Le catalogue de la Librairie Ancienne Bruno Sepulchre (7, rue Cassette, Paris) est toujours un florilège de curiosités et de raretés avec une palette de prix étendue et une multitude de petites illustrations pour 320 numéros au total dont un tiers de livres anciens. Une édition plantinienne de 1608 des Emblèmes d’Alciat en un fort volume in-12 relié aux armes de France et de Montauban aux plats richement ornés et au dos orné de grotesques et de palmettes. Deux pages manquent hélas mais l’ouvrage compte 209 figures (sur 211) (1100 euros). La seconde édition des Observations sur les antiquités d’Herculanum ... de Cochin fils et Bellicard imprimée à Paris en 1757, in-8 comportant 42 planches, broché (150 euros). Le numéro 259 de La grande colère du Père Duchesne de Hébert, de l’imprimerie de la cour de Miracles [1793] un in-12 de 8 pages couvert de percaline qui projette une contre-révolution commençant par un pillage dans Paris.. (120 euros). Les Heures à l’usage de Rome, incunable parisien de Simon Vostre et Philippe Pigouchet imprimé sur vélin entre 1496 et 1499. Le livre est relié en cartonnage et 9 feuillets sont en déficit. Reste une impression gothique, 15 grandes figures, des encadrements composés d’une multitude de petites scènes gravées dont une danse des morts constituée de 72 éléments où toute la société de l’époque défile. (3000 euros).

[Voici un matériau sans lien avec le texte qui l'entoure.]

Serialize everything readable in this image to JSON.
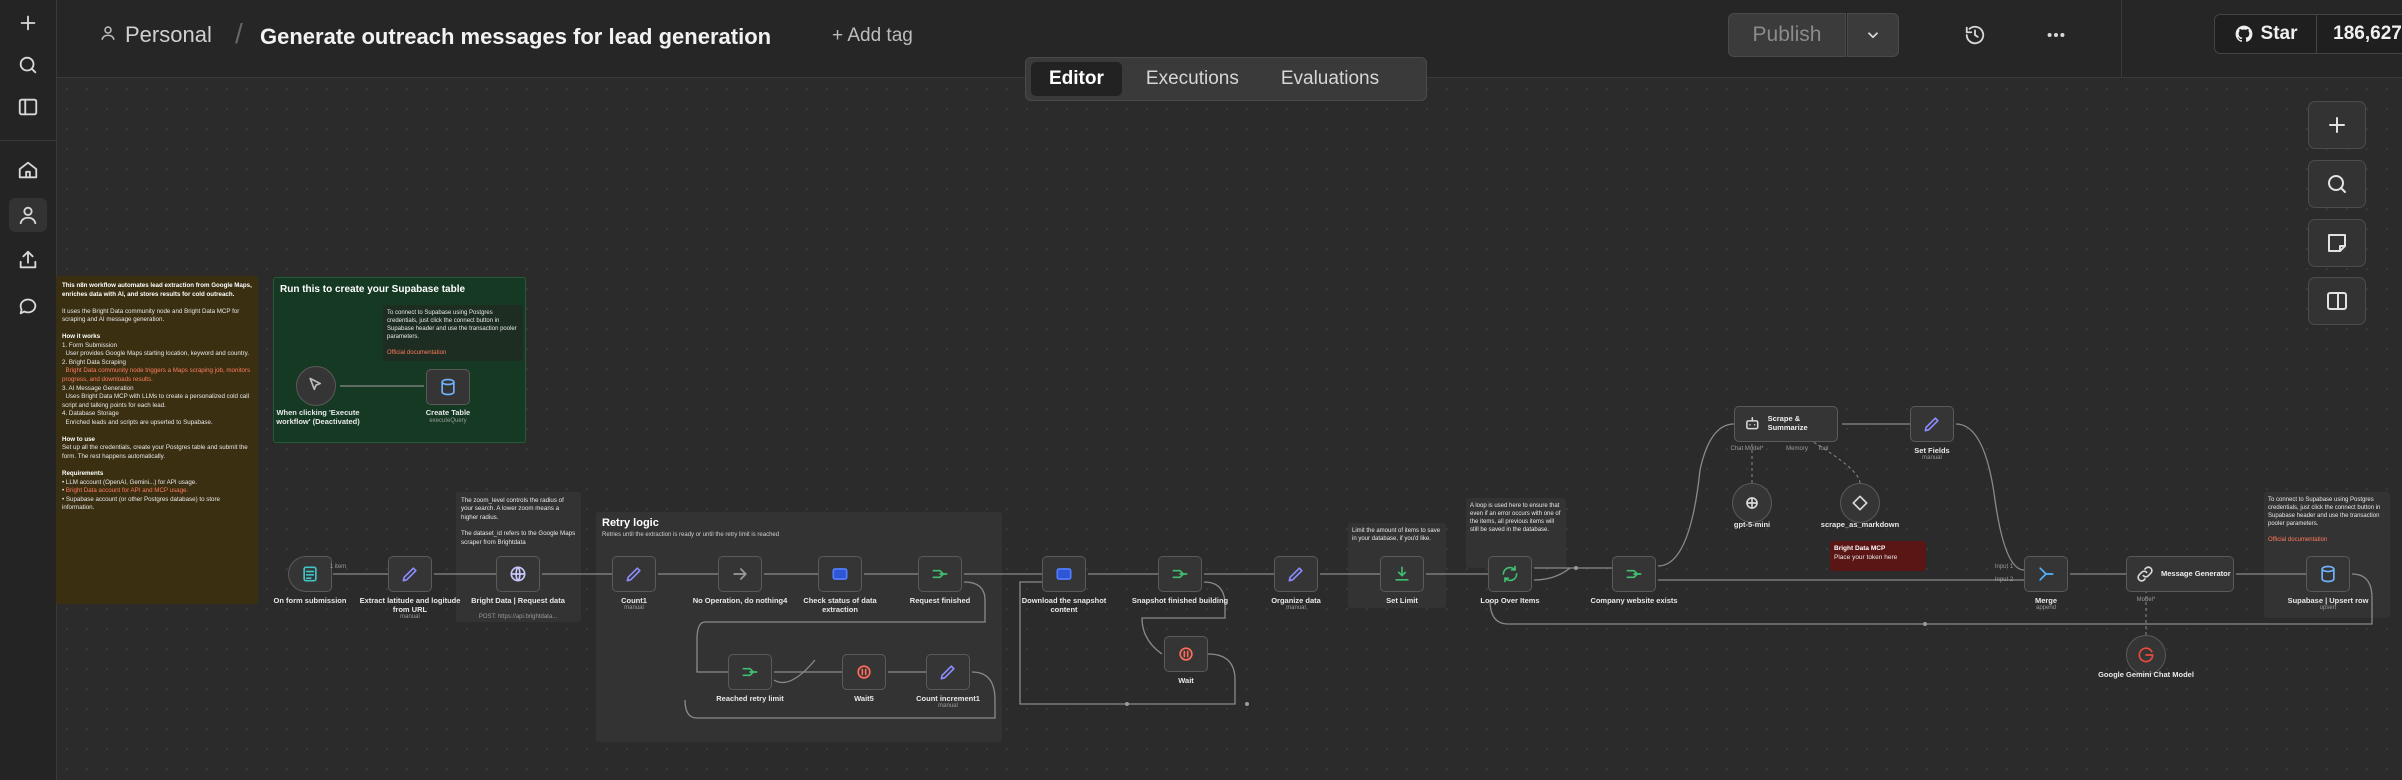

La Déclaration du Roy portant defences a tous les subjets de la Religion prétendue reformée qui se sont contenus en leur devoir souz son obéissance de s’en départir, ny abandonner leurs maisons... Donnée à Beziers le 25 juillet 1622... occasionnel imprimé à Paris en 1644 in-12 de 7 pages tel que paru (50 euros). Et puis pour faire pendant à l’incunable ci-dessus, un fac similé des Heures à l’usage de Rome, in-12 en plein maroquin au chiffre d’argent ciselé sur les plats publié à Paris en 1890 imprimé par Jouaust d’après l’édition de Simon Vostre de 1488 nouvellement gravé par E. Mouchon (100 euros!).
La Nef des fous livre son catalogue 31 (7, rue Condé, Paris). Si le vaisseau de haut bord en couverture semble malmené par la tempête, le contenu de ce catalogue illustré invite à s’embarquer sans délais. Je suis séduit par la précision et la clarté des 76 notices. Invitation au voyage avec deux livres sur les ambassades au Siam: la Relation de l’ambassade ...à la cour de Siam du chevalier de Chaumont, à Paris, Seneuse et Horthemels, 1686, in-12 veau époque illustré de 8 planches et deux figures dépliantes (2000 euros) et le Second voyage au royaume de Siam... De Guy Tachard , chez Horthemels à Paris en 1689, in-4 veau illustré de 6 planches dépliantes et une gravure in-texte (2500 euros). Au rayon histoire, bien que plus littéraire qu’historique, nous trouvons les illustrations de Gaule & singularitez de Troye...de Jean Lemaire de Belge, un gothique illustré parisien des Marnef en cinq parties de 1512 à 1519 en reliure XVIIIe (3700 euros). Autre livre illustré, les Délices de la Noblesse contenant plus de deux cens veuës et perspectives des principales maisons de campagne, & autres beaux édifices des familles illustres du Païs-Bas... de Jacques Leroy, à Amsterdam chez Braakman en 1706, exemplaire en français petit in-folio oblong demi-veau (2800 euros). En toute fin de catalogue, un ouvrage de régionalisme l’histoire de l’abbaye de S. Polycarpe (dans l’Aube) par Regnaud un livre in-12 sans lieu de 1779 orné d’une planche dépliante de l’abbaye en pleine basane de l’époque (280 euros).
La Librairie Paul Jammes, 3, rue Gozlin à Paris publie un catalogue in-folio “Sciences sociales, Physiocratie & Révolution” de 278 numéros et quelques illustrations. En quatrième de couverture une citation d’Holbach “L’argent n’est que la représentation d’un bonheur en puissance; il ne devient bonheur réel que pour ceux qui ont appris l’art d’en faire bon usage”, voilà pour déculpabiliser les bibliophiles impénitents et dépensiers des économies du ménage! Ceci dit, je trouve le sujet assez aride, j’ai noté: de nombreux opuscules révolutionnaires de Dupont de Nemours (de 80 euros à 65 000 euros !), de Malthus, les Principes d’Economie politique considérés sous le rapport de leur application pratique... à Paris, Aillaud, 1820 en 2 volumes in-8 brochés, il s’agit de la première traduction française (2300 euros). Un occasionnel: Remontrances faictes au roy par les deputez des trois Estats de Normandie... à Rouen chez Martin Mesgissier, 1579, in-12 de 22 ff. Demi-chagrin du XIXe (750 euros). Un classique: Projet d’une dixme royale, de Vauban, une édition in-8 (s.l.) de 1708 demi-parchemin vert à coins du XIXe (600 euros).

Merci Gilles,

H

mardi 17 février 2009

Nodier me manque....

Amis Bibliophiles Bonsoir,

Charles Nodier manque à Jean-Paul, qui vous fait partager un moment particulier de la vie de ce sympathique bibliophile...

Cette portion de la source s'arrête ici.